Following the War of 1812, tracts of land throughout the state were given to war veterans. When those farmers began to prepare their land for planting crops, they found a variety of Indian artifacts.

The first white settlers in the area included the John Eveland family, which bought the land at the foot of the Dickson Mounds bluff, including the site of a prehistoric Indian village.

In 1833, William Dickson purchased the bluff and, in 1866, while clearing trees to plant an orchard, he discovered an ancient Indian burial ground. A few years later, his son, Thomas, destroyed a section of a burial mound while building a house.

In 1927, Thomas Dickson’s son, Dr. Don F. Dickson, began carefully excavating a portion of the mound. Dr. Dickson, who was a chiropractor, recognized the importance of preserving the site so he dug around the buried bodies, leaving them in situ, or in place the way they were found.

His work attracted University of Chicago archaeologists, who excavated in the area and established many of the methods and field techniques now standard in archaeological digs.

On his family property, Dr. Dickson uncovered the remains of nearly 250 Native Americans, which he protected, first, under a tent, then enclosed in a museum building. From the 1930s to 1992, the skeletons and hundreds of artifacts unearthed by Dr. Dickson were displayed to the general public in the private Dickson Mound Museum.

In 1945, Dr. Dickson, who died in 1964, sold the site to the state of Illinois. He and his family were employed by the Illinois Department of Conservation to manage the museum, which they did for the next two decades. In 1972, a new museum structure was built on the site, which was designed to resemble the low, squared shape of the original mounds.

In the early 1990s, Illinois state officials responded to repeated requests from Native American groups to properly respect the Indian remains by agreeing to re-cover the burial site and rebuild the museum so that it did not expose the remains to the public.

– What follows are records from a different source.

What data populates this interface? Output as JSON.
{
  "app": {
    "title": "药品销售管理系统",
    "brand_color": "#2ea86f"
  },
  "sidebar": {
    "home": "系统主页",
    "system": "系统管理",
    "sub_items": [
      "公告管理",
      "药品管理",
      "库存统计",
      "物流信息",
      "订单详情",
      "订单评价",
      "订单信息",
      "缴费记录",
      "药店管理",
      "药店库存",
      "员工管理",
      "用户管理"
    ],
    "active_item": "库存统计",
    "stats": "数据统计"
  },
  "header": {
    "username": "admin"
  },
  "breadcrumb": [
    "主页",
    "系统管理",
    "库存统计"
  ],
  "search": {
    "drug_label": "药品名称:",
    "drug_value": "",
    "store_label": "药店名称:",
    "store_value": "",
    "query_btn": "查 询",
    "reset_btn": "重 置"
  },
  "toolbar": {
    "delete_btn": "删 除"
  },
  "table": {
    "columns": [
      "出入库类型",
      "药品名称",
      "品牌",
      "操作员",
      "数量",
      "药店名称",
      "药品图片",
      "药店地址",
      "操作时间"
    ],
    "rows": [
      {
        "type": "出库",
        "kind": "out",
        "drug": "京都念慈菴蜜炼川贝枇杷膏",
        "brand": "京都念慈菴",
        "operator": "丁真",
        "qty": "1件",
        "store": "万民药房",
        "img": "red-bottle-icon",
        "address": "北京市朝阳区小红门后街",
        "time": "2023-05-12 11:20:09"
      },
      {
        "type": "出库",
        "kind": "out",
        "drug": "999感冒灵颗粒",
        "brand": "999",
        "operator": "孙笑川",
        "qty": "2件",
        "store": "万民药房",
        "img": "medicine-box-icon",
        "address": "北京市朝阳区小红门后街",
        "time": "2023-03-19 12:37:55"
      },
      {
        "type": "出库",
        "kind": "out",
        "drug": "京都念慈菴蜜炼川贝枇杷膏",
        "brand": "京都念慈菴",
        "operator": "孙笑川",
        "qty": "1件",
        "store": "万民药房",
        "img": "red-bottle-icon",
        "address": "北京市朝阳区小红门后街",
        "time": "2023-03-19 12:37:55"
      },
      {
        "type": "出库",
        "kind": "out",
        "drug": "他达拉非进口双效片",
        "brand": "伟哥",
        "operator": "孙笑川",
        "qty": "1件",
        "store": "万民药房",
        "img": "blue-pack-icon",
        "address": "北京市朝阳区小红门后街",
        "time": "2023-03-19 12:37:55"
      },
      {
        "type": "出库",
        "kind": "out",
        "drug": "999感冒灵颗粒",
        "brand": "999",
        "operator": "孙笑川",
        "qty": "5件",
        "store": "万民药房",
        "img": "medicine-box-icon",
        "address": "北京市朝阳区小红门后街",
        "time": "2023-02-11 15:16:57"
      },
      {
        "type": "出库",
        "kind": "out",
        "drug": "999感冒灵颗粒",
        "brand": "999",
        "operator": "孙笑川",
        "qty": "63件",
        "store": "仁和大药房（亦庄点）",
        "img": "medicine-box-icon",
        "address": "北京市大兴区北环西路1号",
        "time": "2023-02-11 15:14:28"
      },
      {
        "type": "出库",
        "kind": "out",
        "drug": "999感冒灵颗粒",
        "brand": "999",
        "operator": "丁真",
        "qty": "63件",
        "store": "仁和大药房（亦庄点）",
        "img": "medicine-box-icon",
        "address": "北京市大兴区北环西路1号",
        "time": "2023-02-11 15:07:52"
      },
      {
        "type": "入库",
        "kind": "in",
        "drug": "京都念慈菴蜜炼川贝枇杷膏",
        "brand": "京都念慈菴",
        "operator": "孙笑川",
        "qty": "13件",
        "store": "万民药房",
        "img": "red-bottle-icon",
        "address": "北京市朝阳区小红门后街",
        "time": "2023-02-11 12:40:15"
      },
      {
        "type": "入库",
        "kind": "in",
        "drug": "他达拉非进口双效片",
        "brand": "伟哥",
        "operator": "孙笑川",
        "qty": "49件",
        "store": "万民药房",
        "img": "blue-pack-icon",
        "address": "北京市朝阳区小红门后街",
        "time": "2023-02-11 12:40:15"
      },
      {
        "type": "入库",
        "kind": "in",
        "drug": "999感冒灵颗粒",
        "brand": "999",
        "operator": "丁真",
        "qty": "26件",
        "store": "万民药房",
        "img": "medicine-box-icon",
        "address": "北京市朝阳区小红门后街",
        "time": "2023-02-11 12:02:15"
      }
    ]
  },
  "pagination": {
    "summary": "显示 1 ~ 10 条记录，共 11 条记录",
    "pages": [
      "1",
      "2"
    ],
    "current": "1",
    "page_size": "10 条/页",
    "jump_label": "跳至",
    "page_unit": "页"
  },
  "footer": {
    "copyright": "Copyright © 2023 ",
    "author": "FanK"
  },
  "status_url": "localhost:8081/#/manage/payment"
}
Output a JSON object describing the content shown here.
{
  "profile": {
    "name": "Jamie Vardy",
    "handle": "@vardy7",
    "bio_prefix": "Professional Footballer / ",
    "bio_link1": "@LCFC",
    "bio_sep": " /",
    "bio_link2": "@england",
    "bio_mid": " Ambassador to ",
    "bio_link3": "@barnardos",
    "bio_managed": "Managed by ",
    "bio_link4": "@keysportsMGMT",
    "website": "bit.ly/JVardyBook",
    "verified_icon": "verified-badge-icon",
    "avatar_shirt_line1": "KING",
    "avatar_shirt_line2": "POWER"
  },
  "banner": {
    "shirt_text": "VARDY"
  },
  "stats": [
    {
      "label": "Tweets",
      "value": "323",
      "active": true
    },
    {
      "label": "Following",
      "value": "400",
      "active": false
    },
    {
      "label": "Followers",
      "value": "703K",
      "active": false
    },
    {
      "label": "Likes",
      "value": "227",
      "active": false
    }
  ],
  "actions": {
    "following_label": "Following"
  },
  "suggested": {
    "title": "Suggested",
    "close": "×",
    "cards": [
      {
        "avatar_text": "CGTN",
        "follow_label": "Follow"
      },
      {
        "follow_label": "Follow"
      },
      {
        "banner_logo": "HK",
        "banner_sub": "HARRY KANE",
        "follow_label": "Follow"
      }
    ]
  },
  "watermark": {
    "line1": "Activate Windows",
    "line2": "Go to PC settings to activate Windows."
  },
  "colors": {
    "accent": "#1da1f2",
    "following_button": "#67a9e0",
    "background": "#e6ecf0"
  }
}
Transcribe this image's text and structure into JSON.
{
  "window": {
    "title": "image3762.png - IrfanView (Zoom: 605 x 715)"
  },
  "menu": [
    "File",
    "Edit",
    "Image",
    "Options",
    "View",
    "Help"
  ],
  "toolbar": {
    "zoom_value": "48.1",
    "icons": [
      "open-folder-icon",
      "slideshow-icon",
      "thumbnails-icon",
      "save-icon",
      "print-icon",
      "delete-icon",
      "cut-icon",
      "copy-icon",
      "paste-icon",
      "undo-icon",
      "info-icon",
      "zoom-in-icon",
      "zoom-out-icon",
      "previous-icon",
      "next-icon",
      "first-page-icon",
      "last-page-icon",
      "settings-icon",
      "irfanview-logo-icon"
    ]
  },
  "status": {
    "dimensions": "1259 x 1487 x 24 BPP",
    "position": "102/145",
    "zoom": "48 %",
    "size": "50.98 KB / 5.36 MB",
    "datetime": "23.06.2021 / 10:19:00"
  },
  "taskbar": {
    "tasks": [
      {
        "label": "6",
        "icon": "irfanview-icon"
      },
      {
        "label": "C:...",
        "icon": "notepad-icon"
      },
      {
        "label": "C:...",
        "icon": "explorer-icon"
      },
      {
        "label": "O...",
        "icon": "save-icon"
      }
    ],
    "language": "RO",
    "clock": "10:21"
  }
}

The result is that while the remains are no longer available for public viewing, the museum’s nature and scope has changed significantly. The revamped facility opened in 1994 with a new focus on the history of the various people who have lived in the Illinois River Valley region.

The museum contains permanent displays describing the history and development of the region, the native people who once lived there and the area’s rich plant and animal life. It also boasts rotating galleries, a well-stocked gift shop and meeting space.

The 230-acre Dickson Mounds Museum complex encompasses the location of two cemeteries and ten mounds. The Eveland Village Site, near the museum building, includes the remains of three excavated ceremonial Mississippian buildings, which can be viewed in the summer months.

An observation deck on top of the museum building offers a good overview of the surrounding mounds, which really do look like small hills. On a bluff top just above the confluence of the Illinois and Spoon Rivers, which is visible from the deck, visitors can see the Larson Site, believed to have been a Mississippian temple town.